Julie Druker | Feb 25, 2015
Close to 100 history buffs attended the annual Bedford District Historical Research Centre's open house at the Glendower hall near Godfrey on February 21.
The event included numerous displays of archival information, historical photos, maps and more. In addition, 10 local vendors and collectors set up booths advertising their wares and services. The open house offered local residents the chance to delve into not just their own family histories but also the rich local history of the area.
The Bedford Historical Committee has been actively preserving that history for roughly 15 years, when the center's former chair and founder, June Quinn (who since passed away), began collecting, preserving and cataloging local artifacts.
Gerald Stinson, who has been chairing the committee for the last four years, said that the aim of the annual open house is to promote the center and the local artisans and service providers in the area. The historical displays included in depth histories of close to 40 local families, beginning in 1861, such as the Babcooks, the Corcorans of Godfrey, the Kellys of Fish Creek Road and others
One display included a history of the various cheese factories in the area, along with numerous photos and information about the 11 former schools located in Bedford district. None of them are still operating today but four are still standing.
Other displays included a large historical map of the area pinpointing the families that first settled each individual lot and concession in the Township of Bedford beginning in the early 1800's. Another postal map circa 1879 defines the stagecoach mail routes from that time.
Stinson said that many visitors came to look into their family histories and that the center's archives have a wealth of that kind of information. “Basically anyone looking for information about a resident of Bedford at any time, from the district's first settlers to the present, will likely find that name here somewhere.”
One local family, the Maddens, who were on hand advertising their Eco Tree Care Service, used part of their day to do a bit of family tree digging of their own. The Madden family has roots that go back to the district's first settlers; their great, great, great, grandfather, John Madden of Ireland, settled in Burridge in 1823. Jimmy Madden said he believes that John Madden first arrived in Nova Scotia from Ireland then traveled through northern New York before finally settling in Frontenac County. At that time, 50-100 acre parcels of land were being granted to civilians. That first John Madden settled 50 acres that were located on Burridge Road and Firehall roads. Though the original farm burned down in the late 1800s, at that time John's son, also John, moved into an adjacent property, formerly the Edward Leary property. He built the home that Jimmy's father, Jim Madden, grew up in and where Jimmy currently lives with his family.
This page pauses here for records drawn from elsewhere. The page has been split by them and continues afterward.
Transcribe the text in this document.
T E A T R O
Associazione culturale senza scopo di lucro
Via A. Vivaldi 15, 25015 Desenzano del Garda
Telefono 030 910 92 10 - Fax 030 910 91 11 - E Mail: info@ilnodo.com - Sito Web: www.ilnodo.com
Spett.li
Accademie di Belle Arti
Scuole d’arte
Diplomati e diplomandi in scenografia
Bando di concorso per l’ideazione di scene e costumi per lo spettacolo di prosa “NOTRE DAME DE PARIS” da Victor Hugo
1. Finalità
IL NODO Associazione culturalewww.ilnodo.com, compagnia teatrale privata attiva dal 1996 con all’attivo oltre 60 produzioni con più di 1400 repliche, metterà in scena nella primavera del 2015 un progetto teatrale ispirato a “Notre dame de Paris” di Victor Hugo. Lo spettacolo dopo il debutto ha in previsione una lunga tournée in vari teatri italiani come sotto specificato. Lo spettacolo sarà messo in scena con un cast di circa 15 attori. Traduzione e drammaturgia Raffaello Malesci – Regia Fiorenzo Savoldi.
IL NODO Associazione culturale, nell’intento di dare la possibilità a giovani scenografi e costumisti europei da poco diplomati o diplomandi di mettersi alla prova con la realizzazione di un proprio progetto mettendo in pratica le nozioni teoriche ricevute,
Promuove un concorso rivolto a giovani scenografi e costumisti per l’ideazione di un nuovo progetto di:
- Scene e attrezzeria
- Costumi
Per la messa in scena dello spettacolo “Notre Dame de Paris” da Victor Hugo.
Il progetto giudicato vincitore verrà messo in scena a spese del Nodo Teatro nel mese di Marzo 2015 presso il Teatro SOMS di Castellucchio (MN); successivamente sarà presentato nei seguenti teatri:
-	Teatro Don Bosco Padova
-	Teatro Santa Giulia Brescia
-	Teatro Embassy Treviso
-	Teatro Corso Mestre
The Maddens also took time to peruse a copy of the Bedford Township Census from 1861-1911 and came upon some new information about a previously unknown member of their family. “We just found out today about Mary, a sister of our great, great grandfather, who was born in 1841 in Burridge and who lived there until her early 20s. However, then she disappeared from the census for what could be any number of reasons."
Jimmy Madden mused about the fact that he and his family members continue to this day to live and work off the land where his ancestors also did the same. “We (the Maddens) are very much the products not only of our ancestors but also our environment and it's amazing to think that our livelihoods are still to this day sourced by the local environment.”